Obi-Wan shouldn't find that idea nearly so funny as he did.
Obi-Wan had endured a pile-on of slightly teary hugs, goodbyes, and one marriage proposal— Quinlan, who dramatically claimed that they couldn't possibly kick Obi-Wan out if he was married to a Jedi— and the party had disbanded.
As if on a prespoken agreement, the others had let Bant have Obi-Wan all to herself as she walked him back to his room. Bant was Obi-Wan's best friend, the first one who always believed him and who always stuck up for him. He missed her.

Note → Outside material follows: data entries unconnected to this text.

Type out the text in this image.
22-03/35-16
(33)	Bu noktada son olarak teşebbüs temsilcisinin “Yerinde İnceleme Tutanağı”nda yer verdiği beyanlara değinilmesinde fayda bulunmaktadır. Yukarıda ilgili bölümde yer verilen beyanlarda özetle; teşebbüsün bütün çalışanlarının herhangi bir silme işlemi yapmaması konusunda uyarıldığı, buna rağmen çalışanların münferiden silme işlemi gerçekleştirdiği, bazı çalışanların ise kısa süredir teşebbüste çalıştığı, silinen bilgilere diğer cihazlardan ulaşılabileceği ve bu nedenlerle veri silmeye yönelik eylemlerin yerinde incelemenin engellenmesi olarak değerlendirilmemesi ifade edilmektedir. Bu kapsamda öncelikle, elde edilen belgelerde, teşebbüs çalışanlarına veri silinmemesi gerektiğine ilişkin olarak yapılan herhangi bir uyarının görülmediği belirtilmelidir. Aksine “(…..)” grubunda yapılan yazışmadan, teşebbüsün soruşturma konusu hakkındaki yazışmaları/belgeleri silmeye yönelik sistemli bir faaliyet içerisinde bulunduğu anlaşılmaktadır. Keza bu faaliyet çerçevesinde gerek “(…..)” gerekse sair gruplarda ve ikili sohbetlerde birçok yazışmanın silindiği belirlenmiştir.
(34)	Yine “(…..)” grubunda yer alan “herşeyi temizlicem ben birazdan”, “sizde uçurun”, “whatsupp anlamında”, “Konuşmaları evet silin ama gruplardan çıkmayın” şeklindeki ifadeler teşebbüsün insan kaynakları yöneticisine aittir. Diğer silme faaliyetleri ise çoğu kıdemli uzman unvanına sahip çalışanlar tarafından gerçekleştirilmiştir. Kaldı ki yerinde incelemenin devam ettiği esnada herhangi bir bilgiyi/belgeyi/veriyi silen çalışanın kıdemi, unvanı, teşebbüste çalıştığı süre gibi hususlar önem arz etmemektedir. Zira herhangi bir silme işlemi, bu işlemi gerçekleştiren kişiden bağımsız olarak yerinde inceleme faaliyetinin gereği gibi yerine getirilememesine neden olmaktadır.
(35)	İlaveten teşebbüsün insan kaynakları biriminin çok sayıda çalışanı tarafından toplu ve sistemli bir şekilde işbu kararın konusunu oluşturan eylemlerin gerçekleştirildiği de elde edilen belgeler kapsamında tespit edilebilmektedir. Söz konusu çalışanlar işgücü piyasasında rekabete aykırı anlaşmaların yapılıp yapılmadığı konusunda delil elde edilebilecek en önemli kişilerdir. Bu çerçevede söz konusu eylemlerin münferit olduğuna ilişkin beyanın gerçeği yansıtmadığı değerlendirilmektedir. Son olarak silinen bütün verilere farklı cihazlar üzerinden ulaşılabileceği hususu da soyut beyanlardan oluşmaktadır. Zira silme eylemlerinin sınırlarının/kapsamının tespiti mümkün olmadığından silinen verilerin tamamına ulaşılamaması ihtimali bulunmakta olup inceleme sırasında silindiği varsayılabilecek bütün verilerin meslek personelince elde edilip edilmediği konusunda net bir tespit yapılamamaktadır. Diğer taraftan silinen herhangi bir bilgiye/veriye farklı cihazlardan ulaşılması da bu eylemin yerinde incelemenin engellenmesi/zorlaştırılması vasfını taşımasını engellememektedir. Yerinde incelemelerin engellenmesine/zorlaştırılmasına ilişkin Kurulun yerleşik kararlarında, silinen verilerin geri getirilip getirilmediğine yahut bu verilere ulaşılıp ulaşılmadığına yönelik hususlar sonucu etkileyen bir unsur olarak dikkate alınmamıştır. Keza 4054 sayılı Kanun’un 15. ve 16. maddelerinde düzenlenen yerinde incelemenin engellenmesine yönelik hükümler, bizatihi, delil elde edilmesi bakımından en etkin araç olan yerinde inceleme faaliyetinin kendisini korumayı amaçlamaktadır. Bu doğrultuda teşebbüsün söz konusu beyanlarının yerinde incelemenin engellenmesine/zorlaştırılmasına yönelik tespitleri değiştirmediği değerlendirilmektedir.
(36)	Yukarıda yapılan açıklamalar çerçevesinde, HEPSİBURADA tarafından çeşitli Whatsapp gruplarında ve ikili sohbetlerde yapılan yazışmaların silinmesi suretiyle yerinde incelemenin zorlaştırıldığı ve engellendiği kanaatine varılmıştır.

"You should keep an eye on Bruck while I'm gone," Obi-Wan said, as they traveled companionably down the hall together.
She gave him a look through her left eye, which in Mon Cala meant she was wondering when exactly his brain had started to overheat. "Keep an eye on him?" she asked. "For what?"
"Hasn't he seemed different lately?" Obi-Wan said. "Just make sure he's all right until I get back."
She eyed him again. "All right."
"I'll miss you," Obi-Wan said, to soften the blow.
Bant turned and threw her arms around him. "I'll miss you too, Obi-Wan," she said. Her skin was smooth and a little damp, childhood softness that would dry a little as she aged and she got used to being off-planet, without her temperature controls, for long periods of time.
There was a chirp. Bant released him and Obi-Wan dug in the pockets of his Initiate's whites, and emerged with his datapad.
"What is it?" Bant said.
"My assignment," Obi-Wan said, trying to fight off a completely inappropriate smile. "Agri-Corps. I leave tomorrow morning."
"Hmm," Bant said, looking over his shoulder at the alert. "You knew this a long time ago." Obi-Wan shrugged. "Only until you get back, you say?"
"Until I get back," Obi-Wan said.
"Okay," Bant said. "Then I won't say goodbye." They were in front of his door— she turned and hugged him once more. "May the Force be with you, Obi."
"May the Force be with you, Bantling."